Fachwissen verliert an Bedeutung
Lehrervertreter Schäffer dagegen glaubt, dass sich die Lehrer irren, die das sinkende Niveau der Schüler kritisieren: „Da ist sehr viel verzerrte Wahrnehmung und sehr viel Idealisierung der Vergangenheit mit im Spiel“, sagt er. Leistungsunterschiede etwa habe es immer gegeben. Schäffer, selbst Deutschlehrer, beobachtet zwar auch, dass die sprachlichen Fähigkeiten der Schüler nachlassen. Dafür beherrschten die Schüler heute andere Dinge wesentlich besser als frühere Generationen.
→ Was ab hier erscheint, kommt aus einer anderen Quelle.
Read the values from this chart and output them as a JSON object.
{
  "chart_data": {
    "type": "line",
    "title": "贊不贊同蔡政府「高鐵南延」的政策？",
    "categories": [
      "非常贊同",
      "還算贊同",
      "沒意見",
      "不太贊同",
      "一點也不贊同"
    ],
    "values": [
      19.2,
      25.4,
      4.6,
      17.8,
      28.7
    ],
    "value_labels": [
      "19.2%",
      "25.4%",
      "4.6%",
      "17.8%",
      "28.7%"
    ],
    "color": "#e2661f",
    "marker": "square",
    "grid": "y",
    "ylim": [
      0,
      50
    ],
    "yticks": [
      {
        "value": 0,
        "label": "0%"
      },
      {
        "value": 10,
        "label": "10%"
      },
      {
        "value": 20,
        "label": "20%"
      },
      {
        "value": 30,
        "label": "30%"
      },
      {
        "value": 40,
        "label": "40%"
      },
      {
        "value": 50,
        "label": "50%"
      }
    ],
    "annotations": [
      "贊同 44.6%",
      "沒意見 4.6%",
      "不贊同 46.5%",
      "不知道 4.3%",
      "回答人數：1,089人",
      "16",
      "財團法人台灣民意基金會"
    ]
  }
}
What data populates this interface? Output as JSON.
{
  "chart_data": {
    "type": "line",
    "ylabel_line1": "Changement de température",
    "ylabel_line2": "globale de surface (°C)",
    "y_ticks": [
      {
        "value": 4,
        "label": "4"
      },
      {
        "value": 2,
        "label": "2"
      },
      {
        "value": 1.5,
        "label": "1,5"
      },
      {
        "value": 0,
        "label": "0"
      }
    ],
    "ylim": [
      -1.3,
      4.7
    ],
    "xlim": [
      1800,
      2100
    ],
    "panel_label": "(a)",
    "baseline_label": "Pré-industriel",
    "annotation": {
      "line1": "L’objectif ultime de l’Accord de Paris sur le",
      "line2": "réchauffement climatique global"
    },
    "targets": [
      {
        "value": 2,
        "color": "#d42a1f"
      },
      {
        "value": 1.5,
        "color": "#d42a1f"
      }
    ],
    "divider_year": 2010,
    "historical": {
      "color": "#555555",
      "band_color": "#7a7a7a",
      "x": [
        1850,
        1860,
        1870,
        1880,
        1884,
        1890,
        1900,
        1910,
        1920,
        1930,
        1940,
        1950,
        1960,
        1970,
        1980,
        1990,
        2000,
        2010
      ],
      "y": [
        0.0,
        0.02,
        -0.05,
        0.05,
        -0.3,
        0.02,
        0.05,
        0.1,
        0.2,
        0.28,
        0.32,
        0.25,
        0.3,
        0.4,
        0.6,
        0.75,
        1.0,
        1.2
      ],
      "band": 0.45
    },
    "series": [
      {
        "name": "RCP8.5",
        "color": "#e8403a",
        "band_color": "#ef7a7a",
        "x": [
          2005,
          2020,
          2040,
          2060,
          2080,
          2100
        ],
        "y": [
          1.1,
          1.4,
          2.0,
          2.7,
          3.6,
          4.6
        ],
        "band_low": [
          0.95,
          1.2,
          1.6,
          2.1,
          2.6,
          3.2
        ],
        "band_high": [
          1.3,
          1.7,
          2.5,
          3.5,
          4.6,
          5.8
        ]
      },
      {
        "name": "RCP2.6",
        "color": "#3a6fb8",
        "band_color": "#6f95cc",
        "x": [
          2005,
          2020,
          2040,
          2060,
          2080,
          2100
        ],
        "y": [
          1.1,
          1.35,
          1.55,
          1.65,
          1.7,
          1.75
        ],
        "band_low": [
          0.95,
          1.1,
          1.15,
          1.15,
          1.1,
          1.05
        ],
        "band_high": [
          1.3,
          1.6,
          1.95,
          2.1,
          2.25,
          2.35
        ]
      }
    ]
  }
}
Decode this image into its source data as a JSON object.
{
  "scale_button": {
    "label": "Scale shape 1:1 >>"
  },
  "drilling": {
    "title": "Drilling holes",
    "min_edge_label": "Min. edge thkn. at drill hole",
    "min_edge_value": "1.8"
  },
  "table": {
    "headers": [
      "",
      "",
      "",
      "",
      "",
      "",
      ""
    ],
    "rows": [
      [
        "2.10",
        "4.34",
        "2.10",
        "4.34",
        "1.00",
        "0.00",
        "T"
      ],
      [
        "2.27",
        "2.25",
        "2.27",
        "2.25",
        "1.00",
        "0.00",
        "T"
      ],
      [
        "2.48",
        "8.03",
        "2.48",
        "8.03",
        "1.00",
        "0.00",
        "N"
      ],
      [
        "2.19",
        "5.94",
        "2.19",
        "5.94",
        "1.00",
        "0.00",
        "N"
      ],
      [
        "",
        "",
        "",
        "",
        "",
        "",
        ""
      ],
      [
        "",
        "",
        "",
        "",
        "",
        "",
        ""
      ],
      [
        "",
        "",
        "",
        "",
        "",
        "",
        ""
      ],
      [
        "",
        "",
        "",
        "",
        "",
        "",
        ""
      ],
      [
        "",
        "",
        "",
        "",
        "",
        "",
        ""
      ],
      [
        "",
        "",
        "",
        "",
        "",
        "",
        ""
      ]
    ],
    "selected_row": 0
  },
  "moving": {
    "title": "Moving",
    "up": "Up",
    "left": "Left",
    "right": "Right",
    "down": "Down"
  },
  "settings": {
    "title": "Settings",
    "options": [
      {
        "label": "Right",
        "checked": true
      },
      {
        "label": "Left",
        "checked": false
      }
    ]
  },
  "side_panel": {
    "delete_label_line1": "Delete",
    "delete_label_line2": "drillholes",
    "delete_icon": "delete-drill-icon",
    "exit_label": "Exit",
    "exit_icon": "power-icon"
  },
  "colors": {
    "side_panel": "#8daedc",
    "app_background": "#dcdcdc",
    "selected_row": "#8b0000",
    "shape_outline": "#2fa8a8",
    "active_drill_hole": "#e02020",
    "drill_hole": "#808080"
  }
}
Außerdem gebe es inzwischen mehr Gymnasiasten, deren Eltern mit einer anderen Sprache als Deutsch aufgewachsen seien.
Dass das Fachwissen an Bedeutung verliert, hält Schäffer nicht für problematisch. Es werde zum größten Teil sowieso wieder vergessen. Er hält Kompetenzen, die in realen Lebenssituationen helfen, für wichtiger. Der Ingolstädter Lehrer plädiert dafür, den Lehrplan zu verschlanken. „Es sind zu viele Inhalte in zu vielen Fächern, die in zu wenig Zeit zu schnell durchgenommen und zu häufig und zu kleinschrittig abgeprüft werden“, sagt er.
In einem sind sich Schäffer und die Kritiker des Niveaus am Gymnasium einig: Der Lehrplan ist zu voll und die Zeit zu knapp, um den Schülern die Chance dazu zu geben, erfolgreicher zu lernen.